More than 4 in 10 N. Sea oil and gas firms are planning a tsunami of job cuts as the sector is swamped by the economic after-shock of the global slump in crude prices, which fell from more than $100-barrel in June 2004 to around $30-barrel in December 2015.
In addition, the annual Bank of Scotland report, ‘Re-evaluating Strategies’, found that 32% of businesses plan to cut more jobs this year as the oil price takes longer to recover than expected.
In particular, Scottish firms have been badly hit by the slump in oil prices, with almost six in 10 (57%) recording that their business has been severely or quite badly affected compared to a UK-wide average of 41%.
Of the 141 companies questioned, 58% have had to introduce efficiency measures or cut costs over the last 12 months. Firms in Scotland felt the brunt of the losses most severely with 63% businesses reducing their workforce.

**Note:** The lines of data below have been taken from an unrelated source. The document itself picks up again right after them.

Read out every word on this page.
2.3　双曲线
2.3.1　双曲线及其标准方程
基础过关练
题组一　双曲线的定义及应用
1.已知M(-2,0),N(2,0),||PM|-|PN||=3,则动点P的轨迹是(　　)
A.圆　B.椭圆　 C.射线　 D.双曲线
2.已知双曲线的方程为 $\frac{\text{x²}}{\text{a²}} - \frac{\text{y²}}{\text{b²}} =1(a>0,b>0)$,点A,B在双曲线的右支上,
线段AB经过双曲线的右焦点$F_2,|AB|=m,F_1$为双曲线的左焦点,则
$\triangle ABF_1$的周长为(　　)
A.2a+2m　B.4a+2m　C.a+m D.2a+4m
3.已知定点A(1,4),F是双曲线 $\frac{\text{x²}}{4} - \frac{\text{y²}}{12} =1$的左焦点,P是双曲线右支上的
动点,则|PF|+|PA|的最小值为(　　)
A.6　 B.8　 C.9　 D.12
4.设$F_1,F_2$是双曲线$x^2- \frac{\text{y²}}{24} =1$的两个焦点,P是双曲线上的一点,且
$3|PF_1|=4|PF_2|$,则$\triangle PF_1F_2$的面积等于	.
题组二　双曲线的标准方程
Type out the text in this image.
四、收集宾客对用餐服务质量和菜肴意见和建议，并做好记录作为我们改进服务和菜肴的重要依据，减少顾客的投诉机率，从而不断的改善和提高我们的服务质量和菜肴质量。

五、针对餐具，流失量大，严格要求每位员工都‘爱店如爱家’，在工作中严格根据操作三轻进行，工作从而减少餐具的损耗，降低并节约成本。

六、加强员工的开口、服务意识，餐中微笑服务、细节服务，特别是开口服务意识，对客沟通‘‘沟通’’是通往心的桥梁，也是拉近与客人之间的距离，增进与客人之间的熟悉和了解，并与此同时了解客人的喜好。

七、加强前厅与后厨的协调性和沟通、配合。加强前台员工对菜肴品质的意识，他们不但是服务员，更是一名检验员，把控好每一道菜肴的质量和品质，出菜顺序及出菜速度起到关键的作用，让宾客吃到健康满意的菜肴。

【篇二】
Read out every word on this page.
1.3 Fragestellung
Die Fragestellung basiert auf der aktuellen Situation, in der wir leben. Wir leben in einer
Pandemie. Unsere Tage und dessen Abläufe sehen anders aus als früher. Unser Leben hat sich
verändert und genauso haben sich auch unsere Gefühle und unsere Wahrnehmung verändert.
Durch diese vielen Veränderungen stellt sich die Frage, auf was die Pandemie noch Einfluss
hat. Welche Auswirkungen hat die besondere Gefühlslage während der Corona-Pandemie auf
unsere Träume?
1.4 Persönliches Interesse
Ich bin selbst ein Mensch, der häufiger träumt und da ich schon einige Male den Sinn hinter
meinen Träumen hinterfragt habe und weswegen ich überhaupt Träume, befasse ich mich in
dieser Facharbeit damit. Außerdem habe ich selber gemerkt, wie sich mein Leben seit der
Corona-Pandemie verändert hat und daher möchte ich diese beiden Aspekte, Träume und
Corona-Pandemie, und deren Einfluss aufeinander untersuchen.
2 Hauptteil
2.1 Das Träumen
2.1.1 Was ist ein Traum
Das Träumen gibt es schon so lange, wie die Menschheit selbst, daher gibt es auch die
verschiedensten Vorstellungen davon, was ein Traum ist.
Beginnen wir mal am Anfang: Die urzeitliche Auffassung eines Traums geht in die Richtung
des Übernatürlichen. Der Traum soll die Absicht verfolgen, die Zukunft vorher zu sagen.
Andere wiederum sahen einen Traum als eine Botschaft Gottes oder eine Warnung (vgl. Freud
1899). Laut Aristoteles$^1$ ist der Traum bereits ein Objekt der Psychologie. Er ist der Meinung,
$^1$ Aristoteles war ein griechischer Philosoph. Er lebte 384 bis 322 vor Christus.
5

Even though crude oi prices have almost double in the past six months to around $50-barrel, looking to the next 12 months, 48% expect to take efficiency measures to reduce operating costs and improve profitability,
The five most popular strategies being implemented in order to meet the cost challenges in the North Sea are:
- Making day-to-day operational efficiencies (67%)
- Rationalising supply chains (66%)
- Adopting new technology (63%)
- Adopting new processes (60%) and
- New product development (55%).
A third of operators (33%) said exploration and development activity will remain subdued until oil prices recover.
The report places the price of oil in a broad historical context concluding that the years of $100+ per barrel were a half-decade price bubble in a much longer run of prices, which, in real terms, ranged between $30-40 per barrel for almost two decades in what was a period of growth.
Higher costs and the much greater maturity of the North Sea means profits are much harder to realise now, but much of the industry thinks they are still attainable.
And large, global operators (57%) see decommissioning as a major diversification opportunity. This sentiment may be driven by the anticipated £17 billion clean-up of redundant infrastructure over the next decade.
Stuart White, Area Director, Commercial Banking, Bank of Scotland, said: “The decline in the price of oil has made headlines around the world, and its knock-on impact on investment and employment has created economic headwinds that are being felt, not just by the industry but across the wider economy.
“With oil prices currently hovering around the $50-barrel level,there is hope that prices have bottomed out and have begun to slowly and modestly recover. Many businesses however, undoubtedly face more difficult decisions on cost savings, jobs and investment.”
“While the blow from depressed oil prices has been severe for many businesses and individuals impacted by job losses, the sector is proving itself to be among one of the most resilient industries in the UK.
“There are still choppy waters to navigate, but we remain committed to supporting our clients within the sector.”
Meanwhile, Murdo Fraser, MSP – former convenor of the Energy Committee in the last Scottish Parliament and now Tory finance spokesman – said it was “ridiculous that the Scottish government is seeking to ban shale extraction at a time that the energy industry is looking to diversify.”
He added: “The SNP has to wake up to this, ignore Labour and the Greens’ manufactured outrage over fracking, and get on with it. Not only could it provide a jobs boost, but it could help energy supplies and reduce bills too.”
Industry annual conference to focus on collaboration and efficiency
The strengths, weaknesses, opportunities and threats facing the North Sea industry will be top of the agenda at the annual Oil and Gas UK conference in Aberdeen next week.
The management of North Sea infrastructure, the decisions needed over the next five years to keep operations stable, the opportunities still available and the future decommissioning market will be addressed in his opening speech by Stephen Halliday, Group President of Wood Mackenzie.
He said: “The UK faces the dual challenges of the low oil price and declining investment. Progress has been made in making the sector more attractive, particularly with lower tax and a new regulator.
“However, action needs to be taken to ensure that we optimise investment returns and make use of existing infrastructure. Costs have been coming down – but the industry needs to see more collaboration, standardisation and exploration in order to maximise the value of the UK North Sea.”